Application & Synthetic Testing
All systems were run in dual channel or quad-channel modes where applicable. The Intel Core i9 10980XE used timings of 18,19,19,39@1T. The Intel 9900K used timings of 16,18,18,36@1T while the AMD test systems used timings of 16,16,16,36@1T.
Of course, the quad-channel Intel Core i9 10980XE has the highest amount of memory bandwidth. In contrast, the MSI MEG X570 Unify achieves a score of 35.91MB/s. This places it in line with the rest of the test systems.
Sandra CPU Dhrystone
In this test, the MSI MEG X570 Unify achieved a result of 512.13 when overclocked and 571.61 GiPS when running at stock speeds. So while core count matters, so does clock speed. This is one of a few examples where manual overclocking in the traditional sense doesn’t help with AMD’s Ryzen 3000 series CPU’s. At least, not CPU’s like the 3900X and 3950X which have higher boost clocks than the rest of the CPU’s in the lineup.
At stock speeds, the MSI MEG X570 Unify achieved a score of 7,140 and 7,252 when overclocked. The 9900K was actually the fastest one here followed by the 10980XE. This indicates that clock speed impacts the results here more than raw core count does.
As usual, WinRAR results are all within the same general range which is odd considering the vastly different core counts on some of these test CPUs.
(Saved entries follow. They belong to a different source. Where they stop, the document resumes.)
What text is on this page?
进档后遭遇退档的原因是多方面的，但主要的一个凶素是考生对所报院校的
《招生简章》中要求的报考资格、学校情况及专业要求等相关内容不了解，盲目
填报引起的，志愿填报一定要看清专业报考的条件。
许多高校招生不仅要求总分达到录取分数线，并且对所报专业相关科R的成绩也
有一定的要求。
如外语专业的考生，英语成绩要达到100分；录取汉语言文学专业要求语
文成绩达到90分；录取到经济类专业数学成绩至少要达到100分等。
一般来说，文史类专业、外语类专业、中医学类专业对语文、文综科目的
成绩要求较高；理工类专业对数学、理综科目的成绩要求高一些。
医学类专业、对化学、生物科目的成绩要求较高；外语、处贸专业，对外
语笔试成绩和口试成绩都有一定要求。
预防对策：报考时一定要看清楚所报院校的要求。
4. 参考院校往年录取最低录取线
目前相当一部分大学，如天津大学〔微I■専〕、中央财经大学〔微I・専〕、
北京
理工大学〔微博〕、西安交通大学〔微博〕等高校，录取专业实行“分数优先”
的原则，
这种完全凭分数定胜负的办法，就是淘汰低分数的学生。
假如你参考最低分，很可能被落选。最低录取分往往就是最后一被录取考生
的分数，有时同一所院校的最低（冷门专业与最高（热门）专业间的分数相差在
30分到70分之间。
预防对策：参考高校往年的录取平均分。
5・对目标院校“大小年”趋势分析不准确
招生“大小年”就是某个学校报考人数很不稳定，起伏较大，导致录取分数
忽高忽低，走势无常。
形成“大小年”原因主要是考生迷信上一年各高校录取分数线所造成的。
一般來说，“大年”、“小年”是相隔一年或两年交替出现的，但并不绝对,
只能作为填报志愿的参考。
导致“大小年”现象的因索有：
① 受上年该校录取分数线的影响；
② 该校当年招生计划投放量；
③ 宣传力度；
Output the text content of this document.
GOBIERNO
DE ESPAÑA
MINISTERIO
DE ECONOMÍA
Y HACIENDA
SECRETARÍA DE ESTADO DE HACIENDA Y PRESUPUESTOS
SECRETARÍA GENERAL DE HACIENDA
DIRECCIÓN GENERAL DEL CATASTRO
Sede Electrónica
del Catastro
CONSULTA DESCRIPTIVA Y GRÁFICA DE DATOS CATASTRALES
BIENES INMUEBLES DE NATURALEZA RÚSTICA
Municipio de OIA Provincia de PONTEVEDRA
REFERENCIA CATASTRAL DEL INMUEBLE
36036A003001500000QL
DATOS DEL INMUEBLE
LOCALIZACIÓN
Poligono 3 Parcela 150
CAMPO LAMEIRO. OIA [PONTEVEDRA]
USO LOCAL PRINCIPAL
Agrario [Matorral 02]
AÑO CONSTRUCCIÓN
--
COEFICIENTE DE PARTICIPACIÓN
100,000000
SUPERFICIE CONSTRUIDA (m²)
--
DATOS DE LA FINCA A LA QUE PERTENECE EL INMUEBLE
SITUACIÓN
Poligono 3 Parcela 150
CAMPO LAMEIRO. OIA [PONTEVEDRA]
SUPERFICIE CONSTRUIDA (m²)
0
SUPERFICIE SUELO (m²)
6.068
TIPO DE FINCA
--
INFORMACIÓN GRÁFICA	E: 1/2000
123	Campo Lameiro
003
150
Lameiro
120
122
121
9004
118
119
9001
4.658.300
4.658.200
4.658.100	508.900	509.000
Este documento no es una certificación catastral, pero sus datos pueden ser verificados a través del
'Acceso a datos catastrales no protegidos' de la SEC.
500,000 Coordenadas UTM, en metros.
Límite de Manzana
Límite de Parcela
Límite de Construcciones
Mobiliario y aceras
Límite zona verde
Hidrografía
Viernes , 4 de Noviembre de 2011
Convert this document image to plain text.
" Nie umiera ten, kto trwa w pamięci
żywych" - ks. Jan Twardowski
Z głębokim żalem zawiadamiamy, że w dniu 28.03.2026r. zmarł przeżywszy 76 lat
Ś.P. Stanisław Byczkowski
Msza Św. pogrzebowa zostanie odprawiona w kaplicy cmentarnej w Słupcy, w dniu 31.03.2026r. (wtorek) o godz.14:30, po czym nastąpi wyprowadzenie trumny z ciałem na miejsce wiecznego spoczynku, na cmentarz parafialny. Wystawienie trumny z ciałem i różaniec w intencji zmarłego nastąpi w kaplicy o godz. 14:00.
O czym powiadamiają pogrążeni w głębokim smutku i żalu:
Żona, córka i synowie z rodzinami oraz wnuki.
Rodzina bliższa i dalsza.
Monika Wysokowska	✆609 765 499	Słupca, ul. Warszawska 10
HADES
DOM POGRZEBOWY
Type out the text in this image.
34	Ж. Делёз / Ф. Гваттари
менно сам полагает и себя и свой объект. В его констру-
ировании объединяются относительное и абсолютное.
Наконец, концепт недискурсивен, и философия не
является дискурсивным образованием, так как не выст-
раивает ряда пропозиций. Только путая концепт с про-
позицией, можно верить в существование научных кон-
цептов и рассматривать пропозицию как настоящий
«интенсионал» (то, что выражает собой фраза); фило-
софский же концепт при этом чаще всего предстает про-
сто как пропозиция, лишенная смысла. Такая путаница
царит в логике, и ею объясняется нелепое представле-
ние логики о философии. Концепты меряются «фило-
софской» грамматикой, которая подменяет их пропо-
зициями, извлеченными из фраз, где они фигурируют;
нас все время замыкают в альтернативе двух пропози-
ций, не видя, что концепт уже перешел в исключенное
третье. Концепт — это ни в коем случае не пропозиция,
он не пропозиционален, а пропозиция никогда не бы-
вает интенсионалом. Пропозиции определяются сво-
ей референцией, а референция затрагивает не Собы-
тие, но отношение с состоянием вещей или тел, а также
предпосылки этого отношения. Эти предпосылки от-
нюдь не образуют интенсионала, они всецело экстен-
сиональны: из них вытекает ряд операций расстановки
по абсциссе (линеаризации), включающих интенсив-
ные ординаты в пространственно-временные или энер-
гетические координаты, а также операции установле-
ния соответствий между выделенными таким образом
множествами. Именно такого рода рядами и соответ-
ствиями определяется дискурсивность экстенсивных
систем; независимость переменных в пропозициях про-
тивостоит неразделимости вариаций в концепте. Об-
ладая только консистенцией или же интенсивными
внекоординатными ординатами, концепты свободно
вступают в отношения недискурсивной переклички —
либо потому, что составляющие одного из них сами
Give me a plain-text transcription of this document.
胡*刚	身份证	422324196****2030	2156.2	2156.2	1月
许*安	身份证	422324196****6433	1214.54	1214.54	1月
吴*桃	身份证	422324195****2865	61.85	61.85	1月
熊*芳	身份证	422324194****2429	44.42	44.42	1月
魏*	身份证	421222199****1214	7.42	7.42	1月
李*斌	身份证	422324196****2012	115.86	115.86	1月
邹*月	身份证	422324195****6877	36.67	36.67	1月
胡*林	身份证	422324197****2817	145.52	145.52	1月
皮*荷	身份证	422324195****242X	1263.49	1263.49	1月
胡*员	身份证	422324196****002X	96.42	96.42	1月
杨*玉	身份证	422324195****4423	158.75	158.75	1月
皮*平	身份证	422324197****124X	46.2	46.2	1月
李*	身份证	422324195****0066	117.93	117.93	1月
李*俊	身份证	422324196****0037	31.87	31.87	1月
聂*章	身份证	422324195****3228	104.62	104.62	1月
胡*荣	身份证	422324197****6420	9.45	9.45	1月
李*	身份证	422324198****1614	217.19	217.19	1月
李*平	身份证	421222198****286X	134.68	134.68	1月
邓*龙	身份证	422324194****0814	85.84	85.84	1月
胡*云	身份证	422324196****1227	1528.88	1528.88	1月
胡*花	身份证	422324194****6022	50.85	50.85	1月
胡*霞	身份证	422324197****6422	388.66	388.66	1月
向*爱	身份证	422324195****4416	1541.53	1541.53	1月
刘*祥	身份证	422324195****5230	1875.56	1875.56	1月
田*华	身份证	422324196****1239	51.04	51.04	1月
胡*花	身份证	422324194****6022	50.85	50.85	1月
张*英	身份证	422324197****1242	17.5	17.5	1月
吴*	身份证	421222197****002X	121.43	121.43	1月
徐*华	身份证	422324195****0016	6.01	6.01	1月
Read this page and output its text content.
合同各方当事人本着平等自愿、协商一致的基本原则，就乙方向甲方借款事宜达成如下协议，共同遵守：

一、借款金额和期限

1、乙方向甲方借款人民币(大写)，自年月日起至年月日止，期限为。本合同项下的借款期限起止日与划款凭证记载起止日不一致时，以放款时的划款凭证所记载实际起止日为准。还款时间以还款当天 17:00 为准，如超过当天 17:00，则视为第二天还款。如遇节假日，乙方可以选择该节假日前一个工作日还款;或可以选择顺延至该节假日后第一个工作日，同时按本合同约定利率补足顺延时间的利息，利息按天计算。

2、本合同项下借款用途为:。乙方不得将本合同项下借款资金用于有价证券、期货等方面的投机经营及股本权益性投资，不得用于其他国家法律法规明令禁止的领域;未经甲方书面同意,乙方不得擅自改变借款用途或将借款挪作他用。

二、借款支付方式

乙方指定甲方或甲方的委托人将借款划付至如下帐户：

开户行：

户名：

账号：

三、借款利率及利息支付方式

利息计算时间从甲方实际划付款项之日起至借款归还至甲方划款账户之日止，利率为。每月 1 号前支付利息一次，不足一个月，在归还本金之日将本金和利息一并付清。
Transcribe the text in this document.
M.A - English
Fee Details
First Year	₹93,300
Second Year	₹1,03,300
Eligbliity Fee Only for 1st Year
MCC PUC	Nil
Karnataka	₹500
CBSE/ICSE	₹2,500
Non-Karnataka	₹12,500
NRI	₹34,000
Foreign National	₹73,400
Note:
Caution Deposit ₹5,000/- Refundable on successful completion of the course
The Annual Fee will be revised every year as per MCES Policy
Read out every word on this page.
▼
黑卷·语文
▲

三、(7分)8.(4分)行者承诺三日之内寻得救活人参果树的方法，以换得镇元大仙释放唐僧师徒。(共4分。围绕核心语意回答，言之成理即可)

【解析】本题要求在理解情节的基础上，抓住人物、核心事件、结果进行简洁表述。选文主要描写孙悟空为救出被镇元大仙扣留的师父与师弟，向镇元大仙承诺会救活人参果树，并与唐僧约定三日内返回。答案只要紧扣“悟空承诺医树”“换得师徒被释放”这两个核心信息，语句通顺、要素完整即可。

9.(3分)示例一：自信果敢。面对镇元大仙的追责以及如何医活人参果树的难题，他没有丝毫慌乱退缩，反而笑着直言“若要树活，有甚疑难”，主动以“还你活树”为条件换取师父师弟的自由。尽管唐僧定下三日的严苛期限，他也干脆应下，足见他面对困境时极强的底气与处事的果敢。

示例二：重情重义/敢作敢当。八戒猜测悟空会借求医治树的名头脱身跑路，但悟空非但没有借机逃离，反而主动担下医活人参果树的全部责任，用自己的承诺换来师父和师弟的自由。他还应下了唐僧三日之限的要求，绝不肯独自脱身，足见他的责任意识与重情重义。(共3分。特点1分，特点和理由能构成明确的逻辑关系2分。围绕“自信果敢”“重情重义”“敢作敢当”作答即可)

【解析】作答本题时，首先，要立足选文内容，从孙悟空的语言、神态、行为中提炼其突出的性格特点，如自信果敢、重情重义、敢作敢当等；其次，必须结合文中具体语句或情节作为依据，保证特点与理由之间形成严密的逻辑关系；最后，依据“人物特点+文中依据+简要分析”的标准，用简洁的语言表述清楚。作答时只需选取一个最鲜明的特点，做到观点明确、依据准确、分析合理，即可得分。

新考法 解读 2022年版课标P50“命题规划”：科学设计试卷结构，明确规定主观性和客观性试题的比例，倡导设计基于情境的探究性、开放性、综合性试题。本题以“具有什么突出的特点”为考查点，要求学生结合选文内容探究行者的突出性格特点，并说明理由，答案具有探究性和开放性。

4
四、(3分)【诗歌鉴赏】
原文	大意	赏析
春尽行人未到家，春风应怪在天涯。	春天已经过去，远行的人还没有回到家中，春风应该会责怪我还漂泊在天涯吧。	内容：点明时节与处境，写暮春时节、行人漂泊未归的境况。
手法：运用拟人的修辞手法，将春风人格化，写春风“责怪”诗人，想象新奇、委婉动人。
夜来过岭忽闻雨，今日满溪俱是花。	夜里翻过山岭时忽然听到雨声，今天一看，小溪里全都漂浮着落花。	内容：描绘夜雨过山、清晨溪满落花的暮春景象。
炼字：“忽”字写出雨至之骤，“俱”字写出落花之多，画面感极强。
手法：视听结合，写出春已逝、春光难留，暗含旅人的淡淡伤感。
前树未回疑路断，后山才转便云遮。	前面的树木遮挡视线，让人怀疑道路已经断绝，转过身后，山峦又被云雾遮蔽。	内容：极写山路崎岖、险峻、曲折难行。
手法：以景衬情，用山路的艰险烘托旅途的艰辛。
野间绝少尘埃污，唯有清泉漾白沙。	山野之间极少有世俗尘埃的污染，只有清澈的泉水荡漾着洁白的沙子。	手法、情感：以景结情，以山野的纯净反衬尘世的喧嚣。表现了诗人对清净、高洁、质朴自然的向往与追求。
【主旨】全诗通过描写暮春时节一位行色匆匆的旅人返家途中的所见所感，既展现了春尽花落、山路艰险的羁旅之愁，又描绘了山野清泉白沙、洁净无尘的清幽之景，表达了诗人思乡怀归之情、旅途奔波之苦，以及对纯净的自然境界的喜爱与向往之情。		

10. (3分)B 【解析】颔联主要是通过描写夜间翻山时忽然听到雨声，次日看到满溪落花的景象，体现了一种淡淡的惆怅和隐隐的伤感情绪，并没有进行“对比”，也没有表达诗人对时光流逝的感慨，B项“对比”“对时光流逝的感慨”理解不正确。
Again, we see roughly middle of the road result for the MSI MEG X570 Unify.
WinRAR – Single Thread
In the WinRAR single-thread test, we a result of 161MB processed at stock speeds and 155MB when overclocked. Yet another example where overclocking had a negative impact to performance.
In the wPrime test, we saw a result of 227.41 at stock speeds and 236.60 when overclocked.